La demande de soins en psychiatrie a-t-elle augmenté depuis un an chez les jeunes, en lien avec l’épidémie de Covid ?

Oui, il s’agit d’une demande très impressionnante, d’un mouvement intense, surtout depuis quelques mois. Il faut distinguer plusieurs périodes. Au moment du premier confinement, nous avons paradoxalement constaté un effet de soulagement chez certains de nos patients (notamment pour les cas de phobie sociale, de harcèlement…). Ces jeunes se sont sentis protégés par cette situation inédite. Mais, dans un deuxième temps, à partir de la rentrée de septembre, on a observé une sorte de contrecoup. Des adolescents se sont massivement présentés pour des consultations, que ce soit aux urgences ou à la Maison de l’adolescent. Et cette vague ne s’est pas calmée depuis le début de l’année, ce qui fait peser une pression incroyable sur les personnels soignants.

Quelle est la tranche d’âge la plus concernée et quels types de troubles diagnostiquez-vous ?

Il y a une nette prédominance des 12-17 ans. Dans les unités dont j’ai la responsabilité, ce qui monte de manière significative, en lien avec cette situation de crise, ce sont les idées suicidaires (+ 63 %), les troubles anxieux et dépressifs (+ 96 %), la déscolarisation. Les violences intrafamiliales ont aussi eu pour conséquence de conduire à nous de nombreux jeunes en demande de protection.

Quels sont les troubles les plus surprenants et les plus liés à l’épidémie ?

Nous observons une explosion des cas de troubles du comportement alimentaire – l’anorexie mentale, en particulier (+ 68 %). Ce sont des phénomènes que l’on connaît bien, qui sont en constante augmentation ces dernières années, mais que l’on n’attendait pas forcément dans le contexte d’une crise sanitaire. Il y a aussi ces jeunes inquiets à l’idée de pouvoir transmettre le virus à leurs proches, qui en viennent à se replier sur eux-mêmes, à se priver de contact. Et enfin ceux qui ont été confrontés à des deuils dans leur famille, avec des rites funéraires entravés, qui se retrouvent dans des situations très particulières de deuil pathologique.

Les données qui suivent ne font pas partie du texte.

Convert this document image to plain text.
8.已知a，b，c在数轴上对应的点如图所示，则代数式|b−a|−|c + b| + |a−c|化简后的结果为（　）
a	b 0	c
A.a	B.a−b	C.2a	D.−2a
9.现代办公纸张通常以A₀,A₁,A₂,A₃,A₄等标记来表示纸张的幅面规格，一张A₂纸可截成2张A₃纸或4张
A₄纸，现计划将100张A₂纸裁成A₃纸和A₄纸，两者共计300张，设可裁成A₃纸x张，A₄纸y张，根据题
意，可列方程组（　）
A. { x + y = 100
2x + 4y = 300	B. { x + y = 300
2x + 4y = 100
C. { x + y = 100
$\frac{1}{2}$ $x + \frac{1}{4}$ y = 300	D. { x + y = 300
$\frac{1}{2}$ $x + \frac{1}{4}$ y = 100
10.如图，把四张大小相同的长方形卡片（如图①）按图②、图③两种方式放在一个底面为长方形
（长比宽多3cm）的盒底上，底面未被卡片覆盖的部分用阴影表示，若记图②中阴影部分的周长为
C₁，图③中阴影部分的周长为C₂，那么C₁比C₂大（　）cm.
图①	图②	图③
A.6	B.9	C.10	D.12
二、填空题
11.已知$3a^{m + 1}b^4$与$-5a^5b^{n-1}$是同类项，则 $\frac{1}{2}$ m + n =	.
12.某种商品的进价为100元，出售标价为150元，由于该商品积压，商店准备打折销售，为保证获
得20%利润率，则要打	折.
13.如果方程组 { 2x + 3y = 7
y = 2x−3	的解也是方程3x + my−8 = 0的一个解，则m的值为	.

Spontanément, vous n’évoquez pas les questions d’addictologie, qu’elles soient liées à l’alcool ou aux stupéfiants. Cela n’apparaît pas ?

En fait, les troubles du comportement alimentaire – refus ou excès d’alimentation – entrent dans la catégorie de l’addictologie. Mais il est exact que les jeunes adolescents qui nous consultent le plus pour l’instant ne viennent pas pour des questions d’alcoolisme ou de substances toxiques, ils ne mettent pas cela en avant.

Qu’est-ce qui vous frappe le plus dans cette crise, avec le recul d’une année ?

L’ampleur de la détresse de ces adolescents. Cette crise sanitaire leur a coupé les ailes. Au début de l’épidémie, on n’a pas mesuré à quel point les jeunes ont besoin de contacts. On a cru que cette génération hyperconnectée, très à l’aise avec les nouvelles technologies et adepte des réseaux sociaux, allait continuer à surfer et pouvoir se contenter du virtuel. On s’aperçoit aujourd’hui des limites des contacts à distance. L’interaction dans le monde réel est primordiale, y compris pour les jeunes, sans quoi leur santé mentale est mise en danger. Cela nous rappelle que les premières interactions d’un être humain se font au travers des adultes, le plus souvent des parents. Un bébé se nourrit et se construit à partir d’une interaction physique, directe, continue et émotionnelle. On s’aperçoit que cela se poursuit à l’adolescence. Un « bain social » est nécessaire, vital. L’amitié, l’amour, les expériences sexuelles se déploient dans la réalité, pas dans le virtuel ou à distance. Le lien social est un facteur de protection vis-à-vis de la pathologie mentale.